2020年7月、ギャルブランドの代表格「セシルマクビー」の全店閉店というニュースが世間を驚かせました。セシルマクビー全盛期の雑誌を見返すと、当時の女子高生たちが「オトナっぽさ」を追求していた様子がうかがえます。平成ガールズカルチャー研究家のTajimaxさんが、時代の変化とその背景を分析します。


数々の苦境を乗り越えた「底力」の源

 意外かも知れませんがセシルマクビーの歴史は長く、1987(昭和62)年に誕生し、1996(平成8)年から「セクシー系」へとコンセプトをリニューアルしました。

 また、ジャパンイマジネーションの設立は1957(昭和32)年(前身はデリカ、1987年に社名変更)と考えると、あらためてその歴史に驚くのではないでしょうか。

雑誌『Cawaii!』1998年6月号。高校生とは思えないほど大人っぽいファッションが流行していた(画像:Tajimax、主婦の友社)

 1996年の渋谷109の全面リニューアルから24年。109とともに大ブレークしたギャルブランドの数々は、リーマンショック(2008年)や東日本大震災(2011年)と相次いだ苦境によって少しずつ姿を消していきました。

 そういった近年のアパレル業界の浮き沈みの激しさを考えると、いまさらながらセシルマクビーの「底力」を感じずにはいられません。

 今回は、あらためて全盛期のセシルマクビーの歴史を、懐かしい商品とともに消費者の視点で振り返りたいと思います。

「エレガントセクシー」の王道を体現

 90年代後半、中高生だった筆者からすると、あこがれのお姉さんが着ているブランドというイメージが強かったセシルマクビー。

 筆者と同世代の女性たちなら、当時のセシルマクビーは記憶にあり、懐かしく思い出すのではないでしょうか?

「セクシー・大人っぽい」というブランドイメージをそのまま真っすぐ貫くようなビジュアル。世代によってセシルマクビーの印象が異なるからか、筆者がTwitterで当時の画像を紹介すると、幅広い世代からかなりの反響がありました。

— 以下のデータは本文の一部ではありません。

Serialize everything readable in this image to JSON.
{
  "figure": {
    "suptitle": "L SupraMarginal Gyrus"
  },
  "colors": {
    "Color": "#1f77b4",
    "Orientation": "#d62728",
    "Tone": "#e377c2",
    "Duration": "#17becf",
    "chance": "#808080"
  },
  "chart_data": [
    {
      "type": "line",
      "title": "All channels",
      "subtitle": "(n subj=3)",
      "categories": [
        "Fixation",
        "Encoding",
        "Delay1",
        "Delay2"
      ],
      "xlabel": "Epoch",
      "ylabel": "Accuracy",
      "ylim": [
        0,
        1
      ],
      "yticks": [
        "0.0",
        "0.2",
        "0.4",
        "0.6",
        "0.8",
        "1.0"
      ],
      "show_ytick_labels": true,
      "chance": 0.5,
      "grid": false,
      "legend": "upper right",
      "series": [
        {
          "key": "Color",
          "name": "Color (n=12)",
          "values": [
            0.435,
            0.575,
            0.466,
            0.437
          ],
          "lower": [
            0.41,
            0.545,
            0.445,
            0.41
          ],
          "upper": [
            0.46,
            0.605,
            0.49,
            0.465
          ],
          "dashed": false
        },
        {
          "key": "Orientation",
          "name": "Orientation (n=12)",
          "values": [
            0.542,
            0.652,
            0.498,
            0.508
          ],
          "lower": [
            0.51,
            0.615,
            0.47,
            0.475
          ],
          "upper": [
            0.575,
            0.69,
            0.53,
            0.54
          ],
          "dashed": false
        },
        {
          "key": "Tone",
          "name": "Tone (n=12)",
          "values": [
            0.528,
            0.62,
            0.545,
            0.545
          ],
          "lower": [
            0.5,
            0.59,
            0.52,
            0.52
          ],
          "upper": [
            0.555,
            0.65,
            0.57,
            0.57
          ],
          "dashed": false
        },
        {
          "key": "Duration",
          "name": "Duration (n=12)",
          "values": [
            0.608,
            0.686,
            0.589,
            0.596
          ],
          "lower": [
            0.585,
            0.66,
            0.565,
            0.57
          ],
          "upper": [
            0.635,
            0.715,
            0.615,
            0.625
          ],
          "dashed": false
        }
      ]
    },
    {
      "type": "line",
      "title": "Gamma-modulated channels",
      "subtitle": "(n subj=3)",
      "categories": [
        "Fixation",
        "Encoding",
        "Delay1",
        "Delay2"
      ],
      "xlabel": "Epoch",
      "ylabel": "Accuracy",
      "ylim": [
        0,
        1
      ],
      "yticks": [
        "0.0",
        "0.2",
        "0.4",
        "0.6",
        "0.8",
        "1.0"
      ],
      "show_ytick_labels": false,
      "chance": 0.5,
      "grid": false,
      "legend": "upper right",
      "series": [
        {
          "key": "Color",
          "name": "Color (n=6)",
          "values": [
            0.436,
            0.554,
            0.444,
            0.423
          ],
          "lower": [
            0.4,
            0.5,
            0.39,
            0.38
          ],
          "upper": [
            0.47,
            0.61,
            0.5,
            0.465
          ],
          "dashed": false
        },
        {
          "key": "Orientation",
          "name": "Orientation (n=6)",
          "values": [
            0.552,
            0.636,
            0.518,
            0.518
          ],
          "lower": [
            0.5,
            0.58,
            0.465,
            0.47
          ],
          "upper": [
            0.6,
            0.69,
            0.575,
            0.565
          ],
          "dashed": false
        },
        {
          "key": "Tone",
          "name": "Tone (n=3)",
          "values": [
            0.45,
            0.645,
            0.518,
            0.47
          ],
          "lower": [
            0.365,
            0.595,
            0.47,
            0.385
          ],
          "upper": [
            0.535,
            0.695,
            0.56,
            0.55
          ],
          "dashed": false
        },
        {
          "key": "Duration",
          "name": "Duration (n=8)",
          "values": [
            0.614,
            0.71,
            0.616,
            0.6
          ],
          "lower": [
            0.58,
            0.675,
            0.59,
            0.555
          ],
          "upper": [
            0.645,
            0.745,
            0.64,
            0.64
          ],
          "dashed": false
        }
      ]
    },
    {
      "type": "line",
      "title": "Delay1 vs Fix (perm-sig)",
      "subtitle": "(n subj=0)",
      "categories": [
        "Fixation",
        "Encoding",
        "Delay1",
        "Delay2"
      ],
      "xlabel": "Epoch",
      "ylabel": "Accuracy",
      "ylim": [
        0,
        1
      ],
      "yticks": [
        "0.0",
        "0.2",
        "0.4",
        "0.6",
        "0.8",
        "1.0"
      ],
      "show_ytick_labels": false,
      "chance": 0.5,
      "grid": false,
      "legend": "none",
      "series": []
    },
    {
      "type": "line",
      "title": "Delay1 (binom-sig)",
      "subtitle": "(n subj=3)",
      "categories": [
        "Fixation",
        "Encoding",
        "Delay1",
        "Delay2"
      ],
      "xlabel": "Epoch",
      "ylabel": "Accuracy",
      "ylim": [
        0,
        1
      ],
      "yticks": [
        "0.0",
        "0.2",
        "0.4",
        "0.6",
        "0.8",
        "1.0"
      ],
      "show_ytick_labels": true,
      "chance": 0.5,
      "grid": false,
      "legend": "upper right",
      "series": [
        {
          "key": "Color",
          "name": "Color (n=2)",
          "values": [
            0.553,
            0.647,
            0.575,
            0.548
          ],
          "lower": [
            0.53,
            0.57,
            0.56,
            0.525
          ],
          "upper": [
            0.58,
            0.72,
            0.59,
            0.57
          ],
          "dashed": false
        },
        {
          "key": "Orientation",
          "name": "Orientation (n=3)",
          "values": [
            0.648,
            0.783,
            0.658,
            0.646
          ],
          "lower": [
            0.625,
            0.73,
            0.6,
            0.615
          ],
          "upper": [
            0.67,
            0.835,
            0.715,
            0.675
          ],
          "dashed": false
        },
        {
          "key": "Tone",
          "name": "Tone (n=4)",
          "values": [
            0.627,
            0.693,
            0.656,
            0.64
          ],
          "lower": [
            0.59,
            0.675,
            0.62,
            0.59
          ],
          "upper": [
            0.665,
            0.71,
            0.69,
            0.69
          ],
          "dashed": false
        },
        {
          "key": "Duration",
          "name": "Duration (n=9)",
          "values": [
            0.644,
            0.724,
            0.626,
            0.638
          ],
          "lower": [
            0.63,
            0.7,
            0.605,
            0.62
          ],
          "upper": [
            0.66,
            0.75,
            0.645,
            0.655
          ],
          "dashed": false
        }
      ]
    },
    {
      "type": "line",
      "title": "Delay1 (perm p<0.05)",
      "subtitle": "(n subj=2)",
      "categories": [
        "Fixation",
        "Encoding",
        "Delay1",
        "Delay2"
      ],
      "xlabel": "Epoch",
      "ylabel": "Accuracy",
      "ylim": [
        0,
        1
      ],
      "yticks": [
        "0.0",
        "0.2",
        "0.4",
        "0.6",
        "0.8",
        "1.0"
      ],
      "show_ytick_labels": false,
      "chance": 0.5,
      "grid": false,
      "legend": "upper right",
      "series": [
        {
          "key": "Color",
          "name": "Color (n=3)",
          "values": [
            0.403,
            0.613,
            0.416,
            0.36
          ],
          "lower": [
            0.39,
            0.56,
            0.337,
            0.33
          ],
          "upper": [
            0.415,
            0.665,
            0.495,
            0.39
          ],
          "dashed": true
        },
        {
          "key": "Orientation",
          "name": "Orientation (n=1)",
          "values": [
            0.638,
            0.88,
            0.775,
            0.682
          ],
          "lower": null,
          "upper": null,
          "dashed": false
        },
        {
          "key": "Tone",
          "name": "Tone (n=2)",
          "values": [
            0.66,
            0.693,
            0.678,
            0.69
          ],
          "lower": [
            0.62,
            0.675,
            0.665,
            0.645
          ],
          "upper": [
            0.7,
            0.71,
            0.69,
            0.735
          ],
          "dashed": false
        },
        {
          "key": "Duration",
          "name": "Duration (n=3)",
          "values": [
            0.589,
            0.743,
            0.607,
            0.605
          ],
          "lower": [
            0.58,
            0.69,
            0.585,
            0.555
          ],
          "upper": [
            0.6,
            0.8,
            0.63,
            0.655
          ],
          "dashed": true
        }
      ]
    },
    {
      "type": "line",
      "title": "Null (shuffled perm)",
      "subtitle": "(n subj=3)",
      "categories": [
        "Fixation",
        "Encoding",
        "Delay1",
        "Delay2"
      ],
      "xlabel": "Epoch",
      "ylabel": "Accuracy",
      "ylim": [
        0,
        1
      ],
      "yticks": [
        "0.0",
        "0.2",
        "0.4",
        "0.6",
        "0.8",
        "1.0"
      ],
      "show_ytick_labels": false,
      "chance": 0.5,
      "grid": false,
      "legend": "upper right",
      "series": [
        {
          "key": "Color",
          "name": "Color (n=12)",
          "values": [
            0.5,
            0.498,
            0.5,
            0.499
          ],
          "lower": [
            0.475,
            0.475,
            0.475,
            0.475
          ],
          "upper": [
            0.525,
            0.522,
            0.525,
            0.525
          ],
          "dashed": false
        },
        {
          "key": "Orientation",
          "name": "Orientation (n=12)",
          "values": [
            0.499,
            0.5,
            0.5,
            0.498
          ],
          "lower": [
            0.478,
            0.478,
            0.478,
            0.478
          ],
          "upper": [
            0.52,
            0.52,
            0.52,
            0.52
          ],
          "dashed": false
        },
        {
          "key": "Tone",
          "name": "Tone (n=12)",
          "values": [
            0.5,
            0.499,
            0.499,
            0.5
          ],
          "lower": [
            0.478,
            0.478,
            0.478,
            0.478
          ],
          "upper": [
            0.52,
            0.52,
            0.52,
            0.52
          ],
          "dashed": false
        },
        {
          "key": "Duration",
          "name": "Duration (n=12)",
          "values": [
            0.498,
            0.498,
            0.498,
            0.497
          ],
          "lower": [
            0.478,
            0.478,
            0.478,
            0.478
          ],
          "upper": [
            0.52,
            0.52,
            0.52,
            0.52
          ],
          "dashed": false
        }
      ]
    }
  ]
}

 高校生が着る服にしては大人っぽ過ぎるという声や、ティーン向けの雑誌なのにも関わらず「クラブの勝負服」というタイトルはどうか、など。

 確かに今見るとかなり突っ込みどころ満載なのですが、それでも当時はセクシーさや大人っぽさが他ギャルブランドと比べて人気だったのは間違いありません。

 リニューアル前はお嬢さま風のコンサバ服がメインだったというのが信じられないくらいです。